Screenwriting : Collaboration... by Ryan Mogensen

Ryan Mogensen

Collaboration...

So I have personally collaborated several projects over these last couple of years since I started writing and continuing to do so with the focus of tapping into the transmedia scene so of course the more the merrier. Now, obviously there are concerns with writers worried about content rights, creative rights and all the other things associated with,” if the partnership goes sideways”. These are valid concerns and things that exist to put into place to protect all that are involved. However outside of not generally writing with anyone else just because you are a,”lone wolf” or ,”one person show”. What would be the reason(s) you would avoid collaborating with industry professionals encouraging people to collaborate? Have you collaborated in the past and how have the results varied for you compared to your individual projects. If you have never collaborated but desired to what has kept you from doing so? Has it been fear, pride, life not giving you the time to involve others? I’m curious to hear from the Community. I’ve personally enjoyed it but I’ve also developed real friendships with these couple of people and we have learned from one another and openly share our strengths/weaknesses with one another. How does Collaborated work make you feel? Let’s here it Stage32!

Craig D Griffiths

I collaborate with people that don’t have my skill set. I work with people that can put holes, not duplicate the issues I already have. Sounds vague I know.

Ryan Mogensen

Yes, obviously you want to see where you are creatively and if you can mesh. One way that we work out the process before we even start with the story itself is an A to Z which I know is basic and I’m not sure how many people use this method still but it always helps us to figure out how we want to see this plot to go. We can workout the beginning/ending and a reference and guide for the in between. Obviously it helps as an individual writer but if we can’t get this right together then we’re going to struggle when we put pen to paper and begin actual writing. For example we typically know through discussion if all three of us will work on a project outside of our individual projects through a discussion and it’s solidified once we start with the A to Z if that makes sense. It requires plenty of discussion prior to actual writing and the communication between us has been great so far. It’s foundational like an relationship.

A.j. Lombardi

I agree!

Dan MaxXx

filmmaking is collaboration.

If you want to be lone wolf writer, then write books. And that field, pro authors/novelists work with editors.

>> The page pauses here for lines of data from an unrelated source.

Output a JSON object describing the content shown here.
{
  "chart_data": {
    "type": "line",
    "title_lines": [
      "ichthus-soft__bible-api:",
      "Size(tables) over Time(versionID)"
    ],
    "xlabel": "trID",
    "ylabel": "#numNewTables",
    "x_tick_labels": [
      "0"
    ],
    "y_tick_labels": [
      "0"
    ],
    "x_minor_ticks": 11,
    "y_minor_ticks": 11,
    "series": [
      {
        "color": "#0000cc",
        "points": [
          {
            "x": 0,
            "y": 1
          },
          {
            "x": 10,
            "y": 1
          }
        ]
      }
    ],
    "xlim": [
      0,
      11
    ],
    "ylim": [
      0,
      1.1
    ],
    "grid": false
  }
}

The endgame is a finished movie or tv show. It's not the pages.

Amir Olin

100% Ryan! That's why I'd joined this platform. The only thing that makes it a bit difficult, in my case, is the time difference.

Chad Ayinde

Similar to Nick, when you're carrying the lion's share of the work because the other person might not be great at dealing with adversity, it becomes a real problem for the project. I work in comics and often stumble across this with excited artists that are mega motivated to start a project but realize less than 50% in that they've lost their spark. It can be based on a bad day at work, relationship drama or any semblance of challenge but some shut down when the going gets even remotely uncomfortable. That is what makes it the largest challenge to me; I know if I just handle it there will be no major setbacks but anytime I'm reliant on someone else, I end up subscribing to excuses because they have issues going on I might not have been aware of.

Dan Guardino

Gary. The end game for a screenwriter is when they finish telling the story. That is all the screenwriter is responsible for. They don't have to collaborate with anyone if they don't want to.

Dan Guardino

Nick. If their name is on all four screenplays so is yours. If one of the screenplays sell you still get half the money which is better than not getting anything which is the way it stands now. Half a pie is better than on pie.

Dan MaxXx

Dan, lots of screenwriters do one-step assignments, as well as pass on the project to multiple writers after. As a person who’s been replaced/fired multiple times, when bosses say “we've decided to go another direction”, you wish them good luck and pray selfishly the next writer gets the project to physical production, so the remaining writing fee$$ is paid in full.

Ryan Mogensen

I’m going to be honest I hate seeing you guys have had such bad experiences this far. I write independently but work well with the current crew. But we’ve been clear on goals and match drive and vision and compromise only on angle of approach with that vision. I know how strong my voice is independently but I’ve also seen how strong it is collaborating with someone who matches my creativity and drive. I seems like the common denominator in previous failures is that the partners taken on were unequally yoked in a manner of speaking. I’m sure it’s left an undesirable taste in ones mouth. I also say regardless of one’s experience and opinion networking and collaboration is necessary. Make sure you are working with those you know first and foremost and establish an actual working relationship/friendship if you have established a real relationship up front hopefully you will never be in a undesirable situation as a creative. There’s no guarantees with us speaking on living in the real world but hopefully you won’t.

Dan Guardino

Dan M. You are right but a screenwriter has a choice unless the contract states otherwise. My contracts state I have first option to do the first or the first two rewrites.

Doug Nelson

Over the years I've been hired, fired and rehired by the same production company, often on the same project, multiple times. I just assumed that was normal.